Diese Karte zeigt das Gebiet der Gemeinde Brokdorf im Kreis Steinburg, Schleswig-Holstein, Deutschland. This one picture is licensed under the Creative Commons Attribution-Share Alike 3.0 Unported license (Author: ClausG).
Auch von Bremen aus haben sich in gecharterten Bussen und in Fahrgemeinschaften viele Demonstranten auf den Weg gemacht. In aller Frühe ging es los. Gefahren wurde im Konvoi, wobei "Späher" vorgeschickt wurden, um ggf. frühzeitig vor Polizeisperren warnen zu können. (Für die Nachgeborenen sei erwähnt, damals gab es noch keine Handys! Die Kommunikation war also ein bisschen komplizierter. Damals war aber gerade der CB-Funk in, so dass einiges darüber lief. Innerhalb des Konvois folgte man dann einfach dem Leithammel bzw. gab Nachrichten von Wagen zu Wagen weiter (weil sowie alle paar Meter Stau war)). Tatsächlich hatte die Polizei die A 1 gesperrt, so dass der Konvoi auf die Bundesstraße ausgewichen ist und über Buxtehude zum Elbtunnel gelangte (mit Stau im Tunnel). Der Rest der Strecke war dann frei.

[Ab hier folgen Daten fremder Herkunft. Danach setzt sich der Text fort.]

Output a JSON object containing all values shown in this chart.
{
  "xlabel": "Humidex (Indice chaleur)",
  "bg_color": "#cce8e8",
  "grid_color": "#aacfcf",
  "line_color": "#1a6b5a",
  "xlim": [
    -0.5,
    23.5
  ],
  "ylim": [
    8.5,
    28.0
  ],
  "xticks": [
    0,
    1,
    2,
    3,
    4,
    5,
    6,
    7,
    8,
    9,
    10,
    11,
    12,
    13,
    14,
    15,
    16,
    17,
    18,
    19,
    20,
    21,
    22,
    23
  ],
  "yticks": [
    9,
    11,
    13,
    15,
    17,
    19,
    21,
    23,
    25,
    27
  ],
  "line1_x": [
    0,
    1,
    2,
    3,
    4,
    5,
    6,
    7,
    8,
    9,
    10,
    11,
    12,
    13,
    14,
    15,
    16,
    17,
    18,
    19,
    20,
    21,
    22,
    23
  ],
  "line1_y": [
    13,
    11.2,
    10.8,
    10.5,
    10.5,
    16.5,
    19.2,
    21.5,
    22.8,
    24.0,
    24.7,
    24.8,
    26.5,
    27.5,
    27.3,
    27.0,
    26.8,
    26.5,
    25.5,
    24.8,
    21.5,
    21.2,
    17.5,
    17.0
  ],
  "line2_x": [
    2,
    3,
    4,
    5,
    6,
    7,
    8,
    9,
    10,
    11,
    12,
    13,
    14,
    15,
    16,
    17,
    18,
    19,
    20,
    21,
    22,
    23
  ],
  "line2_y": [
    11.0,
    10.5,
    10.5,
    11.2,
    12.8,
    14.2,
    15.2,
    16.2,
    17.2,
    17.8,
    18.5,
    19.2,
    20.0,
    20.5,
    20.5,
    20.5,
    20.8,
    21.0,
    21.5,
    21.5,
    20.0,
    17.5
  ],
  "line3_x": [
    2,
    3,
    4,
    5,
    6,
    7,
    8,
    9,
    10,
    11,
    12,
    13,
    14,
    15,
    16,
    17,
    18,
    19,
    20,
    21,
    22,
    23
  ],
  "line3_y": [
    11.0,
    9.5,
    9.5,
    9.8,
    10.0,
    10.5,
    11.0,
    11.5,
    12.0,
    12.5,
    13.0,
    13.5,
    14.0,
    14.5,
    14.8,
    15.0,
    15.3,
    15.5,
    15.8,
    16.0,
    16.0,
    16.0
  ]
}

Wegen des erwarteten Ansturms der Demonstranten hatte die Staatsmacht 10.000 Polizisten aufgeboten, das war das bis dahin größte Polizeiaufgebot in der Geschichte der Bundesrepublik.
Der 28. Februar 81 war ein Tag mit Minustemperaturen und einem heftigen eiskalten Ostwind, der gnadenlos über die Wilstermarsch pfiff. Die Vermummung der Demonstranten hatte also nichts mit dem Schutz vor der Staatsmacht, sondern hauptsächlich mit der Kälte zu tun.
Es gab verschiedene Anlaufpunkte, wo Bauern ihre Wiesen als Parkplätze zur Verfügung gestellt hatten.
Hier formierten sich dann die langen Demonstrationszüge, die über die Straßen und die Wege in der Wilstermarsch Richtung AKW-Bauzaun marschierten.
Die meisten Demonstranten blieben auf den Straßen und zwar nicht, weil die Polizei das Ausweichen auf die Wiesen verhinderte, sondern weil wir a) anfangs gar nicht gewußt hätten, wo es lang geht und weil b) die Wiesen zwar gefroren, aber wegen der vielen Gräben dennoch tückisch waren.
Es war schon beeindruckend, dass trotz eisiger Kälte sich Menschenmassen in langen Schlangen über die Strassen der Wilstermarsch Richtung AKW-Bauzaun bewegten.
Es ging vorbei an einsam gelegenen Gehöften. Ein Teil der Einwohnerschaft war beuruhigt wegen der Menschenmassen und der von den Medien prophezeiten "Ausschreitungen", ein anderer Teil bot den Demonstranten Hilfe in Form von heißem Tee, der Möglichkeit, Austreten zu können oder einfach nur als Zuspruch an.
Die Demonstrationszüge bewegten sich aus verschiedenen Richtungen auf den Bauzaun zu. Dieser war von der Polizei weiträumig abgesperrt worden, um eine Erstürmung des Geländes zu verhindern. Trotz der Kälte waren auch etliche Wasserwerfer aufgefahren worden. Weil die Demo aber ziemlich weit vom Baugelände entfernt begann, sahen wir davon zunächst nicht viel.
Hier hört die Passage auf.